One of my favorite Christmases happened in California. My husband and I had lived in Los Angeles for several years. Our first Christmas, we drive to San Francisco after midnight mass on Christmas Eve – a lot shorter drive than the sixteen hundred miles to our families in Texas in ifmy weather. Beside, we both had to be back to work on Monday. That was a glorious trip, filled with small adventures. As anyone who has been to San Francisco can tell you, The City (as it is called by those of us who love it) holds many charms, and we sampled many of them. Believe me, San Francisco can get in your blood!

On this second or third Christmas in California (memory fails me), we drive up US 101 (the "Ventura Highway in the sunshine" in the song made famous by America) through Santa Barbara to San Luis Obispo, then picked up California State Highway 1 to Morro Bay. We dropped into a quaint motel, white with blue trim, on Christmas Eve.

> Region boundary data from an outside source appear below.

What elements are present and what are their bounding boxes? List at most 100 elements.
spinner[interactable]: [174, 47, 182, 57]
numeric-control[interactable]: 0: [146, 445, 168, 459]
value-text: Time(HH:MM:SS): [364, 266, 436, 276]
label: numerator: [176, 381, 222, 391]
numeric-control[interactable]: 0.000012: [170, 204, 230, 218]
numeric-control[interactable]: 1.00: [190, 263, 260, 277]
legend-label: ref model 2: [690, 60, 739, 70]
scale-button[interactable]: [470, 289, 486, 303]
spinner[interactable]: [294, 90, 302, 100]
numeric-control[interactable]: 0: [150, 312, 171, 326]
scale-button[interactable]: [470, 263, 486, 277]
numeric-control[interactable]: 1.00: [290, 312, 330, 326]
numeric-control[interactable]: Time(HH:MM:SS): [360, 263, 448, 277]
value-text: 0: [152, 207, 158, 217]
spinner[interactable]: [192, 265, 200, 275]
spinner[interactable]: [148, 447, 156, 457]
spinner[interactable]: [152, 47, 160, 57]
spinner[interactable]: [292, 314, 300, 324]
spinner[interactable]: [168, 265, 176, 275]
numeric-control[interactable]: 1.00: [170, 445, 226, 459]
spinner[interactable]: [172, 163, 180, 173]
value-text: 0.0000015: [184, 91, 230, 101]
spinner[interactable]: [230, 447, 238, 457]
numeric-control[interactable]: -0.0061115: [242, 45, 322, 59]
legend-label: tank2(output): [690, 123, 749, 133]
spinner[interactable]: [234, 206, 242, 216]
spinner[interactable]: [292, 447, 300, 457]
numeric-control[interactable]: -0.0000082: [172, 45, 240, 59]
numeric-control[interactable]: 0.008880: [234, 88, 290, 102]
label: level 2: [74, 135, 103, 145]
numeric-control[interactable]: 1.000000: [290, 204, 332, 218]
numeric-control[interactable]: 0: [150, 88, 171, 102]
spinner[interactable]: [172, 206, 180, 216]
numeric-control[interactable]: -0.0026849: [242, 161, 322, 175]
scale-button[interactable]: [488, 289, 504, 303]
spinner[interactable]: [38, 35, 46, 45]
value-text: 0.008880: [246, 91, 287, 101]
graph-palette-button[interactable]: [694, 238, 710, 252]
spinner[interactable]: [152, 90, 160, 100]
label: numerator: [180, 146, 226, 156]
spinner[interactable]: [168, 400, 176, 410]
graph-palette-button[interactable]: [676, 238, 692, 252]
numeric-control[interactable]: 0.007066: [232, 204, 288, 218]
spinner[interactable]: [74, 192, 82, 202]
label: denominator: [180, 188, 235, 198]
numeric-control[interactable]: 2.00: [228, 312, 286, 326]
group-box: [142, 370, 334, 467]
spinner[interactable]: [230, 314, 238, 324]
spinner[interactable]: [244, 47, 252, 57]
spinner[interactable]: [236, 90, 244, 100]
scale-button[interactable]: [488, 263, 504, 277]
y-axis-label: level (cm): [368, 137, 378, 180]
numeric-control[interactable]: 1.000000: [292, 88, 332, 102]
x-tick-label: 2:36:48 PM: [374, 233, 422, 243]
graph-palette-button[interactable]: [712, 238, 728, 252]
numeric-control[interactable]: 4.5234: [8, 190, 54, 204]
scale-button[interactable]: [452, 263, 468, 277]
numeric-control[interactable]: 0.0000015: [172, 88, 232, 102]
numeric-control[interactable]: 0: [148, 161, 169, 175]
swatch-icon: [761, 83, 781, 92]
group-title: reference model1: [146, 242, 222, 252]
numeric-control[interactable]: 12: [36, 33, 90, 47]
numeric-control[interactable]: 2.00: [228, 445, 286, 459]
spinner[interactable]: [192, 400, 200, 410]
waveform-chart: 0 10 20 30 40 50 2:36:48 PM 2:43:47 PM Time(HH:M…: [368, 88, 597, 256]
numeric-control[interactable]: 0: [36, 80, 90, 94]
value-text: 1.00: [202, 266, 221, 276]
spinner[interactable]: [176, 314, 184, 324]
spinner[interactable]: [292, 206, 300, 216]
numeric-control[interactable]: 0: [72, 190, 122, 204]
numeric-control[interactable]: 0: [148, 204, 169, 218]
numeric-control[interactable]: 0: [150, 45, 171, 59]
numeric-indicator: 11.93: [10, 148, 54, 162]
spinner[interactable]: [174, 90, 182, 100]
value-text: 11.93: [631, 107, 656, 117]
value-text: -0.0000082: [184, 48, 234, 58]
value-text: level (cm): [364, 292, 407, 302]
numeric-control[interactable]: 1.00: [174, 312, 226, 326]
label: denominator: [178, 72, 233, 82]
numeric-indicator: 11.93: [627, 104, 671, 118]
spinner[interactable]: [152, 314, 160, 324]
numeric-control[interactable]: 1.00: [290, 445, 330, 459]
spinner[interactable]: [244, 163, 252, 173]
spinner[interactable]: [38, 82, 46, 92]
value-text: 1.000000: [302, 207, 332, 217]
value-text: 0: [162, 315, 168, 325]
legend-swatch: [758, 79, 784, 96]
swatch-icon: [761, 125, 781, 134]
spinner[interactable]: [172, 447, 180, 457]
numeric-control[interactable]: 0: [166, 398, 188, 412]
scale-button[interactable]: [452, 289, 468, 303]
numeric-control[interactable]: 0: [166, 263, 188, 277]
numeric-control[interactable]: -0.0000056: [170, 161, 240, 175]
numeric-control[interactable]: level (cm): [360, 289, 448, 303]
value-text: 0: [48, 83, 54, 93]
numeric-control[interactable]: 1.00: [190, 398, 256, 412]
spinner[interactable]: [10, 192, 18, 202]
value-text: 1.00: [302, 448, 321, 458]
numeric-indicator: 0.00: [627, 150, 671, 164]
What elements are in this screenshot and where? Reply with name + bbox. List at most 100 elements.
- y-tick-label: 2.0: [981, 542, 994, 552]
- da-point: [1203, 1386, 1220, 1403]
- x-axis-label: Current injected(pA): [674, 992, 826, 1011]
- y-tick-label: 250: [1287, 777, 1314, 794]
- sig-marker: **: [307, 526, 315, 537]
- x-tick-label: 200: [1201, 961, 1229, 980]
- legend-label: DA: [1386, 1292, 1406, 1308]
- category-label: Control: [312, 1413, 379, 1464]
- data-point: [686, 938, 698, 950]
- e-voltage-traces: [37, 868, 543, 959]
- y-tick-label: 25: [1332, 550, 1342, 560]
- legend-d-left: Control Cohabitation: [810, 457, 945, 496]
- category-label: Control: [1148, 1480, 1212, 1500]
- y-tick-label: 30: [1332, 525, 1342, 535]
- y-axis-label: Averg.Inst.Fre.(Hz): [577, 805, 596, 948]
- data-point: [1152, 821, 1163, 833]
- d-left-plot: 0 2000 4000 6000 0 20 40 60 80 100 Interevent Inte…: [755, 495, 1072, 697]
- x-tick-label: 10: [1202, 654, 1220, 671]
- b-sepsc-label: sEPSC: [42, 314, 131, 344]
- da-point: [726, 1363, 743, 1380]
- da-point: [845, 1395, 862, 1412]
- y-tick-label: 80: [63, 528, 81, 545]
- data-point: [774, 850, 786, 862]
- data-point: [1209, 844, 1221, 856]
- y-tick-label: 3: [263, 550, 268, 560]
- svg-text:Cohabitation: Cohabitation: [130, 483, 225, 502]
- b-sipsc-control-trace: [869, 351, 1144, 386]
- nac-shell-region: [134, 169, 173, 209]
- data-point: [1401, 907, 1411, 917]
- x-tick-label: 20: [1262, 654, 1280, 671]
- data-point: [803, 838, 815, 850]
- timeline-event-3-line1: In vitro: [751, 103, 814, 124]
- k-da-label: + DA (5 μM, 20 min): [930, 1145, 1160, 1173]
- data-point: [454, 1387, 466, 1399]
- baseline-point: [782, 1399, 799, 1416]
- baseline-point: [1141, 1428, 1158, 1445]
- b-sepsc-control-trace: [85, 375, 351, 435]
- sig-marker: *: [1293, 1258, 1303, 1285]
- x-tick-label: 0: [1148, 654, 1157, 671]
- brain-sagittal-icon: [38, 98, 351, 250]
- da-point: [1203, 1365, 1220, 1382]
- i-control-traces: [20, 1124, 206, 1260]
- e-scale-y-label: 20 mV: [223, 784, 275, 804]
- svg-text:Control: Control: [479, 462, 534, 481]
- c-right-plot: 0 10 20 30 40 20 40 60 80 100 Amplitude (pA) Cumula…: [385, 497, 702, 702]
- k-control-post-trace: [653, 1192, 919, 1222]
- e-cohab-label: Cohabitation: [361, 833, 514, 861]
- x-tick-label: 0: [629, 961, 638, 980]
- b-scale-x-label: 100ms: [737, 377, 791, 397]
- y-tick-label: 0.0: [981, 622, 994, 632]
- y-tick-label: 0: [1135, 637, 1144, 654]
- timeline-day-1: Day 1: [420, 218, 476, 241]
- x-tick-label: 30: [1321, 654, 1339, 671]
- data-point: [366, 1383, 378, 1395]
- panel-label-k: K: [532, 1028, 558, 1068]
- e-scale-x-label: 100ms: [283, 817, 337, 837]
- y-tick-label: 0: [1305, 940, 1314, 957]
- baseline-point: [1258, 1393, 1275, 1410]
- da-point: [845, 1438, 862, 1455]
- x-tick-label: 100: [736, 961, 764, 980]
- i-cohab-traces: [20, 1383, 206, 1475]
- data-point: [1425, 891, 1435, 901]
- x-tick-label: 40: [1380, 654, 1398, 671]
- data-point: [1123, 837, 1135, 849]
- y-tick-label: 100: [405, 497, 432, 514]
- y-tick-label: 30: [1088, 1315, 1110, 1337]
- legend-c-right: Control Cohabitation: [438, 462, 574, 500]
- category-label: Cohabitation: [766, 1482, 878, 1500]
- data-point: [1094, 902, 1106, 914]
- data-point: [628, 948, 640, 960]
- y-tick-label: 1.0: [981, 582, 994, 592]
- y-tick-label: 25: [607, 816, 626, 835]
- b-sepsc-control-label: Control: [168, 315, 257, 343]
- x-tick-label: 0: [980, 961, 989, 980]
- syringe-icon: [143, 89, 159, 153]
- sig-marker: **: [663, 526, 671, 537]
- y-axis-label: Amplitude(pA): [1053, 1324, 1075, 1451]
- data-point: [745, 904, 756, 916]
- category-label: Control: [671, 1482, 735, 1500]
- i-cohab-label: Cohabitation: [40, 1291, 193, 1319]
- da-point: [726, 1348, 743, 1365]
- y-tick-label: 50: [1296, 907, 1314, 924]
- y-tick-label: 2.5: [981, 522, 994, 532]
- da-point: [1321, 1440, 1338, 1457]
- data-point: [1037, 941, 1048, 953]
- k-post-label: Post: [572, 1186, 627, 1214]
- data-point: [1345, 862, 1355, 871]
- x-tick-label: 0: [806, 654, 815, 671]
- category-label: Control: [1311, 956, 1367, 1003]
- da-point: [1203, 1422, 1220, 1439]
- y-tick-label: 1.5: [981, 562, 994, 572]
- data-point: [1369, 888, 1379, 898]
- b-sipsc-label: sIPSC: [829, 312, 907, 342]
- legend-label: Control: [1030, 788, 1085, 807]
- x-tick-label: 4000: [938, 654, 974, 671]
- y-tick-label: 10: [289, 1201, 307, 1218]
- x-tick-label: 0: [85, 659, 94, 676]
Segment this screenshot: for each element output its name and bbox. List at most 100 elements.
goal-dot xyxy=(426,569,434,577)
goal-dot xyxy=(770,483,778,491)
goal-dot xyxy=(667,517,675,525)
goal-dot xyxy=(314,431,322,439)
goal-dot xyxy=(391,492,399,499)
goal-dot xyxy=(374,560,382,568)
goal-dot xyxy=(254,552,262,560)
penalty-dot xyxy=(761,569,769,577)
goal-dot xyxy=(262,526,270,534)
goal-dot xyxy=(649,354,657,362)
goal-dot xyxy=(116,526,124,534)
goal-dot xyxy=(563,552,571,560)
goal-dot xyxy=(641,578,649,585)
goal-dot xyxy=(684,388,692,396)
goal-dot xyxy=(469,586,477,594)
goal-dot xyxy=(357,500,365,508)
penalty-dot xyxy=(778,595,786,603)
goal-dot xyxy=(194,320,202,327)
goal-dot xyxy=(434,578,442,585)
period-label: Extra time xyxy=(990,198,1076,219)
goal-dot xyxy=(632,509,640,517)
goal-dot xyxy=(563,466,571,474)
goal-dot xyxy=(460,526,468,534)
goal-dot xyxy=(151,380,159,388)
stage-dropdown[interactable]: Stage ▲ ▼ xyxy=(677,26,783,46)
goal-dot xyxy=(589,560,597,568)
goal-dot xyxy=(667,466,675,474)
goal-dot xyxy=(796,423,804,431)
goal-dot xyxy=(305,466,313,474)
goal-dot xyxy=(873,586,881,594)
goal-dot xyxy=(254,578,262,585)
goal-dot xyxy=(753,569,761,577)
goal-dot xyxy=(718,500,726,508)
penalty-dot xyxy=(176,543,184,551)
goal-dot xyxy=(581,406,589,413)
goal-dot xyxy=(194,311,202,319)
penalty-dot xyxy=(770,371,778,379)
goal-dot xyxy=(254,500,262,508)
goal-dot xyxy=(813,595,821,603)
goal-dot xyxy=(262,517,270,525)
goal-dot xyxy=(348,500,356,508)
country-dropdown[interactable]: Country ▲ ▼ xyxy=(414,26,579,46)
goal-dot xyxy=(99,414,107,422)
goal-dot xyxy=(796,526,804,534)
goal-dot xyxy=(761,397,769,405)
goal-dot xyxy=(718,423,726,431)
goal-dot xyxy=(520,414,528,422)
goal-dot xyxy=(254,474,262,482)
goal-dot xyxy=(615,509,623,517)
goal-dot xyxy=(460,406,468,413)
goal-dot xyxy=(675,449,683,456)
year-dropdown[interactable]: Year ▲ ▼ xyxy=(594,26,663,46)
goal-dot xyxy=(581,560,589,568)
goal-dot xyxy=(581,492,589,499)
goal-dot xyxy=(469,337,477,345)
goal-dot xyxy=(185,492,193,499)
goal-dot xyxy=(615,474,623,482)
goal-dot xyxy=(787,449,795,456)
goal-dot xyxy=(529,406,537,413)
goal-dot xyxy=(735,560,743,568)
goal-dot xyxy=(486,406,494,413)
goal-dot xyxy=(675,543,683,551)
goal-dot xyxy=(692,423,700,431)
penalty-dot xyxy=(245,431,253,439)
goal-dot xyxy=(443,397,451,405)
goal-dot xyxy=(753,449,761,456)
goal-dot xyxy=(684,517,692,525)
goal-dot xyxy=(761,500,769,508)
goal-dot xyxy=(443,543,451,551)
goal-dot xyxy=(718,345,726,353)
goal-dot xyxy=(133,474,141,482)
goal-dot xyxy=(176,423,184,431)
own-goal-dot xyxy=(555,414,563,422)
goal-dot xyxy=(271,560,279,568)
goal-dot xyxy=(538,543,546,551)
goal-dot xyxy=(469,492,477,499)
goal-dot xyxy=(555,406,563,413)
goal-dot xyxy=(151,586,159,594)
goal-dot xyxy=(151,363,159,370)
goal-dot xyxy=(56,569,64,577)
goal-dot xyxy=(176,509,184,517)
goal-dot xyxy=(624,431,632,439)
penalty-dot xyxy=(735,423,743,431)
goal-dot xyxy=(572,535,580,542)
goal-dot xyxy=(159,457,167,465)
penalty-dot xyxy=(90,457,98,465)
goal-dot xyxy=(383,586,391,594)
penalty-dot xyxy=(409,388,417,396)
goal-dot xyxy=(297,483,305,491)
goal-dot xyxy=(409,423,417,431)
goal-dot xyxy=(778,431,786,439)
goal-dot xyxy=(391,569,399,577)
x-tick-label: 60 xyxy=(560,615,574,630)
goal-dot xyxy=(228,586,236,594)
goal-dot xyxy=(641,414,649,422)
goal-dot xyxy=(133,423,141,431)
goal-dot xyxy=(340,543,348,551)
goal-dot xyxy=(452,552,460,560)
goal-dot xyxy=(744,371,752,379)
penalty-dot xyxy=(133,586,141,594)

Christmas morning dawned bright and clear. We rose early, ate breakfast, and drove out to a huge, three-story sized rock that jutted out of the water at the edge of the beach, and was called, appropriately, Morro Rock. A few other hardy souls had preceded us to the beach that morning.

If you know about the Pacific Ocean off the coast of California, you know that it is never really warm on the beach. Windbreakers help, but sometimes you need even more. On this Christmas morning, we needed little more than hooded sweatshirts. As we walked, alone together, greeting the few passersby with "Merry Christmas," I heard the sound of the surf and the gulls overhead as the grandest symphony. It touched my soul with joy.

I spied a glint of white. Stooping, I uncovered a perfect sand dollar and carefully put it in my pocket.

On that day, my dear husband and I were completely in harmony with each other, and with our surroundings. Even today, in this moment, if I close my eyes, I can feel the sand give beneeth my feet and the moist breeze cool my face.

I kept that sand dollar for more than ten years. When my aunt died, I took it and a Yellow Rose from Texas to Kentucky. You see, my aunt loved the beach on the Gulf Coast, down near Lake Jackson where she lived for a number of years. She loved Texas, just like I do, even though both of us were born in Kentucky. So I took my cherished sand dollar and the Texas rose to Kentucky to put into her casket. At that time, putting things in caskets was something few people did, but soon her casket contained pictures and other mementos nestled beside her, ready to accompany her on her journey home.

My favorite Christmas had no tree, no beautifully wrapped gifts. Instead it was filled with all the things that truly mattered to me – love, the great sea, the beach, the birds and one tiny sand dollar.